Kongres yang dihadiri sembilan dari sebelas presidium KMPAN se-Nusantara tersebut menilai, implementasi UUPA sebagai dasar kekhususan Aceh masih menyisakan jarak dengan semangat dan substansi MoU Helsinki. Karena itu, melalui rekomendasi resminya, KMPAN menempatkan pengawalan UUPA dan perawatan damai Aceh sebagai agenda utama gerakan. Pengawalan ini dipandang bukan semata urusan legal-formal, tetapi menyangkut keadilan politik, penghormatan terhadap perjanjian damai, dan masa depan generasi muda Aceh.

KMPAN mendorong pengurusnya untuk memperkuat koordinasi informasi dan kerja sama dengan berbagai elemen yang peduli terhadap Aceh, baik organisasi masyarakat sipil, akademisi, maupun jaringan mahasiswa dan pemuda.

Organisasi ini menyatakan siap berperan sebagai kontrol sosial di Aceh, mendukung Pemerintah Aceh agar tetap dalam ruh MoU Helsinki, prinsip UUPA, serta kepentingan masyarakat Aceh secara luas. Pemerataan pembangunan, pengelolaan sumber daya alam yang berkelanjutan, dan keberpihakan pada akses pendidikan bagi pemuda ditempatkan sebagai bagian tak terpisahkan dari upaya merawat damai.

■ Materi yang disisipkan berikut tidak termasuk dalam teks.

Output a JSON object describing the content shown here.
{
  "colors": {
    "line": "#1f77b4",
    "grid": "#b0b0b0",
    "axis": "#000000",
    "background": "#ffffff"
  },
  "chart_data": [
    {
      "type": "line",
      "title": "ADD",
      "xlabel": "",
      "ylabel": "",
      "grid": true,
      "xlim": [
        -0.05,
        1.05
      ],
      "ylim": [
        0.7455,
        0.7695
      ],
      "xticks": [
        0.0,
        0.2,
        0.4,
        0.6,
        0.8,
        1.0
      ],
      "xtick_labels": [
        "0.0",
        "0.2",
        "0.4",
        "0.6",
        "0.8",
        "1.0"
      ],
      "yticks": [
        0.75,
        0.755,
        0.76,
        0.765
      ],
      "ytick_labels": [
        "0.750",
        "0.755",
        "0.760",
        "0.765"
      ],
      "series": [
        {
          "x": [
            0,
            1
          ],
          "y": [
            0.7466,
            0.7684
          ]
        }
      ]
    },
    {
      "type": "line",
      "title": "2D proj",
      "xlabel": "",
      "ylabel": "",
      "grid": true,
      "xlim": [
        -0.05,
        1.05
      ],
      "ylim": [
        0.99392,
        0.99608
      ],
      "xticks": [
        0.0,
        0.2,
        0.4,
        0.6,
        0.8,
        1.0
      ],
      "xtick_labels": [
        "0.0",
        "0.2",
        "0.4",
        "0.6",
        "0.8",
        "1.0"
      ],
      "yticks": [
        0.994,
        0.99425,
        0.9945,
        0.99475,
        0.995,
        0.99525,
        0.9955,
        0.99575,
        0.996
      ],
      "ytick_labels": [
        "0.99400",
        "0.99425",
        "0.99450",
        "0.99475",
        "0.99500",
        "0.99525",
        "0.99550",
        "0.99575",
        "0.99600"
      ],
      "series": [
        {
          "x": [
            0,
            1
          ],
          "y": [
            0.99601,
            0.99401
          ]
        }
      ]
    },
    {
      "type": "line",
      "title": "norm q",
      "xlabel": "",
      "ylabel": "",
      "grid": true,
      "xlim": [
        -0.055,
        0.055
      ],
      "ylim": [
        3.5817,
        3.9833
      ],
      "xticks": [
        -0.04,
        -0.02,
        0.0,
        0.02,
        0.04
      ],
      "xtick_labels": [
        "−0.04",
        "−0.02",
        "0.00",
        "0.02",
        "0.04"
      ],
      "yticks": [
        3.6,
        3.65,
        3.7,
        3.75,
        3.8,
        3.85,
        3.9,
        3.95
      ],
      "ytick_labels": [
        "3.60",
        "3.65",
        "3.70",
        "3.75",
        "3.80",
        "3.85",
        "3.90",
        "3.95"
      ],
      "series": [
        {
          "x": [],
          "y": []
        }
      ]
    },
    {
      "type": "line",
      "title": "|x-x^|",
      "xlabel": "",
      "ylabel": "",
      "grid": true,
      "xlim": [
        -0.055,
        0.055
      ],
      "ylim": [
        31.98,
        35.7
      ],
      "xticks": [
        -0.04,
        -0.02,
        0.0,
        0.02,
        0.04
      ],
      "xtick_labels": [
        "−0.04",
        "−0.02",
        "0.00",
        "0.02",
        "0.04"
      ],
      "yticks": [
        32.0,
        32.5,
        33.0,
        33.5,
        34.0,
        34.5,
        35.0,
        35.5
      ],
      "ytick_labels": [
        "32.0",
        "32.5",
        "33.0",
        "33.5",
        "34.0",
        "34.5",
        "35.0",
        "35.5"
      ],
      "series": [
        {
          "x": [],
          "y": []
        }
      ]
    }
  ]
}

Dalam rekomendasinya, KMPAN juga mendorong pelaksanaan KOMPAS (Kongres Mahasiswa dan Pemuda Aceh Serantau) III di Aceh bersama KARMA dan elemen sipil Aceh. KOMPAS III diposisikan bukan hanya sebagai forum pertemuan gagasan, tetapi juga sebagai kelanjutan spirit jejak KOMPAS sebelumnya yang menghimpun seluruh elemen Aceh dari Aceh, berbagai daerah di Nusantara, hingga diaspora Aceh di berbagai belahan dunia.

Melalui KOMPAS III, KMPAN berharap lahir konsolidasi yang lebih kuat untuk penguatan UUPA, konsistensi pelaksanaan MoU Helsinki, serta penguatan peran pemuda dalam menjaga dan mengisi damai Aceh.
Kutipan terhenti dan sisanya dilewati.